An effective Center of Excellence is a standing enterprise capability, not a department and not a project. Stood up as a department, it becomes a silo; run as a project, it ends when the funding does. The job is to raise the whole organization’s capability and keep it raised — which is a different design problem than shipping any single system.
Three failure defaults
The IT Silo traps the capability in one team, so the rest of the organization stays dependent and nothing compounds. The Ivory Tower publishes standards no one adopts, mistaking authorship for adoption. And the Hollow Bench — the quietest and most expensive — automates away the entry-level cognitive work through which junior practitioners build judgment.
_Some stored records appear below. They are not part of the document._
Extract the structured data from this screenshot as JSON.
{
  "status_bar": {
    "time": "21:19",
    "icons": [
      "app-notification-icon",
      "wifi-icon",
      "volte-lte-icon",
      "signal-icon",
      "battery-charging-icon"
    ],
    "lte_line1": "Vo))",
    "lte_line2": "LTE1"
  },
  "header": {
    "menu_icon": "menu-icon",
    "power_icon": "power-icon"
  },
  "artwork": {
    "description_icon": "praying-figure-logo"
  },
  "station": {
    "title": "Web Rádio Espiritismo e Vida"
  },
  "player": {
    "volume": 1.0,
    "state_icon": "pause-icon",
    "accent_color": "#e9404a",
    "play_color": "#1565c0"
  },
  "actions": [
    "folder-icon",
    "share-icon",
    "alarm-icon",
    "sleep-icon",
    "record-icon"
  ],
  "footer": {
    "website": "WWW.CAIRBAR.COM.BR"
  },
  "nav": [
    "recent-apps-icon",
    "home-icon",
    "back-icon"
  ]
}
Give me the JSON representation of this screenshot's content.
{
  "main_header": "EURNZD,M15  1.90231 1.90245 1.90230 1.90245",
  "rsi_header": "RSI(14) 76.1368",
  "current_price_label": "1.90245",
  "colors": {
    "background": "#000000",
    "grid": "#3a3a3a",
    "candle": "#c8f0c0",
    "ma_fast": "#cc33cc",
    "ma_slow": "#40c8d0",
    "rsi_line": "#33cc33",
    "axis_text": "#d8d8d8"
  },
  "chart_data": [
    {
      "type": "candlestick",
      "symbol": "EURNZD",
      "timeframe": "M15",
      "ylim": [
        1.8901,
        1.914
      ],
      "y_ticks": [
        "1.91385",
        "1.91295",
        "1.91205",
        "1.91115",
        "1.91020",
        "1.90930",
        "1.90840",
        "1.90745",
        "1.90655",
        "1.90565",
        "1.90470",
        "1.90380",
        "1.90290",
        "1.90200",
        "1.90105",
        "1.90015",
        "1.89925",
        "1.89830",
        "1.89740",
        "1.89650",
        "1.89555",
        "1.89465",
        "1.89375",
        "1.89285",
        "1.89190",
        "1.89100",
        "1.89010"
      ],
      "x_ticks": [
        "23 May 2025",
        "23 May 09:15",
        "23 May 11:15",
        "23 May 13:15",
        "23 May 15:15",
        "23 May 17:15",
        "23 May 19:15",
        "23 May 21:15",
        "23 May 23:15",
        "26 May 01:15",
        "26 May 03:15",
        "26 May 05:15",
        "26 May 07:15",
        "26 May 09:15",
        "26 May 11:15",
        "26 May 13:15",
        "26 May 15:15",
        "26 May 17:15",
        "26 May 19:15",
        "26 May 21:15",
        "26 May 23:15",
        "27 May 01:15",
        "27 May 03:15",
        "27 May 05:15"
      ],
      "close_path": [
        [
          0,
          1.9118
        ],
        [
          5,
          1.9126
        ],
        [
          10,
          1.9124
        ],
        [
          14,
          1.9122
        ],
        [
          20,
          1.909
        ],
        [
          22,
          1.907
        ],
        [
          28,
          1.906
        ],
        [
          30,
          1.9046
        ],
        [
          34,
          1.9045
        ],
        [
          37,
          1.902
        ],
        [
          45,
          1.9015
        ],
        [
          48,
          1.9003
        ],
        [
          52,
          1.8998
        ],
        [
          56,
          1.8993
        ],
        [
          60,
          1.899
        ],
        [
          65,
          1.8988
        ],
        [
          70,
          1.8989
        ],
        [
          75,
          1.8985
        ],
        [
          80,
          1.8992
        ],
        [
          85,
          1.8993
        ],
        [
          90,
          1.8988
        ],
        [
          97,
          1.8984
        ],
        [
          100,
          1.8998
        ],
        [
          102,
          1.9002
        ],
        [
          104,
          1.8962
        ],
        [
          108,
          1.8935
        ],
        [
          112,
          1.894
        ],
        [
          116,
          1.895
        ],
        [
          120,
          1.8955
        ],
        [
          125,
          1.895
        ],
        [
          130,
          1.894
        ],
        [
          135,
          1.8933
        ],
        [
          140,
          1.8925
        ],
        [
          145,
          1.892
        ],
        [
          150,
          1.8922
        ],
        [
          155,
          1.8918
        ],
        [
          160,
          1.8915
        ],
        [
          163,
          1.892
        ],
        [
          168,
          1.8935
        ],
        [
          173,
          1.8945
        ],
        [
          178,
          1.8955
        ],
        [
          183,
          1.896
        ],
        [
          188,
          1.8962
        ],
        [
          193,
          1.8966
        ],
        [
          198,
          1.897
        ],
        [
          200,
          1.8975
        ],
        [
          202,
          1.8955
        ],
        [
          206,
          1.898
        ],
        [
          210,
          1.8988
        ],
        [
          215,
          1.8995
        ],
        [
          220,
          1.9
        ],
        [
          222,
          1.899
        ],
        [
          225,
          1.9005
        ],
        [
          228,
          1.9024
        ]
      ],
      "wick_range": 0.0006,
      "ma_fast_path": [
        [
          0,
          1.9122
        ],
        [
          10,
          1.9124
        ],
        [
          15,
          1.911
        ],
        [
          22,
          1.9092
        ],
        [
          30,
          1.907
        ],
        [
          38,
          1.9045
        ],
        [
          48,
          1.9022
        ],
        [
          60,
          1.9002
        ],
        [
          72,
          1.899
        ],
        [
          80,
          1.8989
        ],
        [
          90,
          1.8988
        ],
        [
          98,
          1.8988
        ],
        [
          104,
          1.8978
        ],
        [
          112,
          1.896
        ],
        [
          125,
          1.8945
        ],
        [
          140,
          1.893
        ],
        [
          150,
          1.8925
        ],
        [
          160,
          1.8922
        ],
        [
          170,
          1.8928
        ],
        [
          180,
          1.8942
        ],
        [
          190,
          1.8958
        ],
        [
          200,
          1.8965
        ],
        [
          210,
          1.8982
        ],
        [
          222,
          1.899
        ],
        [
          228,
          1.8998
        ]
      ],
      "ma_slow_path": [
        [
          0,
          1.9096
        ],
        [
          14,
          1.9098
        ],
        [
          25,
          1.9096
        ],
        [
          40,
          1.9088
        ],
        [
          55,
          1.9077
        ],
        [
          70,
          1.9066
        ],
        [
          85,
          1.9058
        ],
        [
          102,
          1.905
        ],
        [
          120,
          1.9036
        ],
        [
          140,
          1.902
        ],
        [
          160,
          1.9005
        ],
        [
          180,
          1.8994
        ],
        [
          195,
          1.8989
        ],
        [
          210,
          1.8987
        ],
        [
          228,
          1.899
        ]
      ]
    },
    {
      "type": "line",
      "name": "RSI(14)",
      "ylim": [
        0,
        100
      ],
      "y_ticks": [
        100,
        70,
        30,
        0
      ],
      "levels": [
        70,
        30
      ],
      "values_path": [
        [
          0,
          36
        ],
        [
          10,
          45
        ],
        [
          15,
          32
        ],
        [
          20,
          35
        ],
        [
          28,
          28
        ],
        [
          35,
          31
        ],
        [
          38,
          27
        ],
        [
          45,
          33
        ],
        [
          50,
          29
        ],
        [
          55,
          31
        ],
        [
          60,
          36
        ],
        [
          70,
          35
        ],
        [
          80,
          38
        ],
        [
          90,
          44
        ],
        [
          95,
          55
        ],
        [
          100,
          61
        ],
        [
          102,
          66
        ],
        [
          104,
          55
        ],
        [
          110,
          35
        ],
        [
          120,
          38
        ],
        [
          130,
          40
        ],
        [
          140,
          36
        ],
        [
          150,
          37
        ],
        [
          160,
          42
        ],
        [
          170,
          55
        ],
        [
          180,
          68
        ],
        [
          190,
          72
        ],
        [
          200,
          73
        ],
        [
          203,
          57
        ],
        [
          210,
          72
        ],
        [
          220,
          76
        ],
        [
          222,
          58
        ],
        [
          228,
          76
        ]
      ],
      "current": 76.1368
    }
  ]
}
The Hollow Bench is talent debt. Automate the tasks that look inefficient, and you also remove the reps that turn a junior practitioner into a senior one. The bill comes due quietly, years later, when the senior bench you didn’t grow simply isn’t there — and it can’t be hired back on the timeline you need it.
What the operating model requires
A CoE that functions as a transformation engine needs literacy over competency — broad capability across the organization rather than deep skill hoarded in one place — plus standardized enablement and embedded expertise that sits with the teams doing the work. And it needs a clear line between build and govern, so the function that ships systems isn’t also the function that’s supposed to hold them to a standard.
The test: are practitioners developing senior judgment, or being hollowed out? An organization can post strong short-term productivity numbers while quietly failing this one — which is exactly what makes talent debt so easy to take on without noticing.